Here are the possible outcomes of a best-of-7 series, where the team with series home court advantage wins.

In [13]:
playoff_outcomes(best_of=7, shca_wins=True)

[('1', '1', '1', '1'),
 ('1', '1', '1', '2', '1'),
 ('1', '2', '1', '1', '1'),
 ('1', '1', '2', '1', '1'),
 ('2', '1', '1', '1', '1'),
 ('1', '1', '2', '2', '1', '1'),
 ('2', '1', '1', '1', '2', '1'),
 ('2', '2', '1', '1', '1', '1'),
 ('2', '1', '2', '1', '1', '1'),
 ('2', '1', '1', '2', '1', '1'),
 ('1', '1', '1', '2', '2', '1'),
 ('1', '1', '2', '1', '2', '1'),
 ('1', '2', '1', '2', '1', '1'),
 ('1', '2', '1', '1', '2', '1'),
 ('1', '2', '2', '1', '1', '1'),
 ('1', '1', '2', '1', '2', '2', '1'),
 ('2', '1', '2', '1', '2', '1', '1'),
 ('2', '1', '2', '1', '1', '2', '1'),
 ('2', '1', '2', '2', '1', '1', '1'),
 ('1', '2', '2', '2', '1', '1', '1'),
 ('2', '2', '1', '1', '1', '2', '1'),
 ('1', '1', '1', '2', '2', '2', '1'),
 ('2', '2', '2', '1', '1', '1', '1'),
 ('2', '2', '1', '1', '2', '1', '1'),
 ('2', '2', '1', '2', '1', '1', '1'),
 ('2', '1', '1', '1', '2', '2', '1'),
 ('1', '2', '2', '1', '2', '1', '1'),
 ('1', '2', '1', '1', '2', '2', '1'),
 ('2', '1', '1', '2', '2', '1', '1'),
 ('

Let's look at the distribution of series length (in games).

In [14]:
Counter(len(outcome) for outcome in playoff_outcomes(best_of=7, shca_wins=True))

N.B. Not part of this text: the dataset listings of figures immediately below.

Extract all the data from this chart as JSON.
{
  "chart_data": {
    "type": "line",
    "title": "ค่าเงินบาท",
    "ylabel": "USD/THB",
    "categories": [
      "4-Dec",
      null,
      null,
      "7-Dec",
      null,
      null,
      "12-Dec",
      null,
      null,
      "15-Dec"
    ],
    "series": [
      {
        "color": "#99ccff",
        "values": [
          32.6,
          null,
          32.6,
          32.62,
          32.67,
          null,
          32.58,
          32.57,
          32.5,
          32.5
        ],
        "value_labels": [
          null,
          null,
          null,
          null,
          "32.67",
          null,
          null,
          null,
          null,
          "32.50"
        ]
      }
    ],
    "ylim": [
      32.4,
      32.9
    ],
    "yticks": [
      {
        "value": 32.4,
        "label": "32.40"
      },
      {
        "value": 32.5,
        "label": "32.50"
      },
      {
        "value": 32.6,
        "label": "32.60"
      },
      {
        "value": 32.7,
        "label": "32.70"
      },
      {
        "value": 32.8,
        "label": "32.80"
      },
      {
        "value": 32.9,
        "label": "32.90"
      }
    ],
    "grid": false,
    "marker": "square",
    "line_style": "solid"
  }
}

Counter({4: 1, 5: 4, 6: 10, 7: 20})

Now, let's generate the outcomes where the other team (without series home court advantage) wins the series.

In [15]:
playoff_outcomes(best_of=7, shca_wins=False)

[('2', '2', '2', '2'),
 ('2', '1', '2', '2', '2'),
 ('1', '2', '2', '2', '2'),
 ('2', '2', '2', '1', '2'),
 ('2', '2', '1', '2', '2'),
 ('1', '1', '2', '2', '2', '2'),
 ('2', '1', '1', '2', '2', '2'),
 ('2', '1', '2', '1', '2', '2'),
 ('2', '2', '2', '1', '1', '2'),
 ('2', '1', '2', '2', '1', '2'),
 ('2', '2', '1', '2', '1', '2'),
 ('1', '2', '1', '2', '2', '2'),
 ('2', '2', '1', '1', '2', '2'),
 ('1', '2', '2', '2', '1', '2'),
 ('1', '2', '2', '1', '2', '2'),
 ('2', '2', '1', '2', '1', '1', '2'),
 ('1', '2', '1', '1', '2', '2', '2'),
 ('1', '1', '2', '2', '2', '1', '2'),
 ('1', '2', '2', '1', '1', '2', '2'),
 ('1', '1', '2', '2', '1', '2', '2'),
 ('2', '1', '1', '1', '2', '2', '2'),
 ('2', '1', '2', '1', '2', '1', '2'),
 ('1', '2', '1', '2', '2', '1', '2'),
 ('2', '1', '2', '1', '1', '2', '2'),
 ('1', '1', '1', '2', '2', '2', '2'),
 ('2', '2', '2', '1', '1', '1', '2'),
 ('2', '1', '1', '2', '2', '1', '2'),
 ('2', '1', '1', '2', '1', '2', '2'),
 ('1', '2', '2', '2', '1', '1', '2'),
 ('

In [16]:
Counter(len(outcome) for outcome in playoff_outcomes(best_of=7, shca_wins=False))

Counter({4: 1, 5: 4, 6: 10, 7: 20})

In summary, there are 70 total possible best-of-7 playoff series outcomes. There are 35 outcomes for each team in which that team wins the series.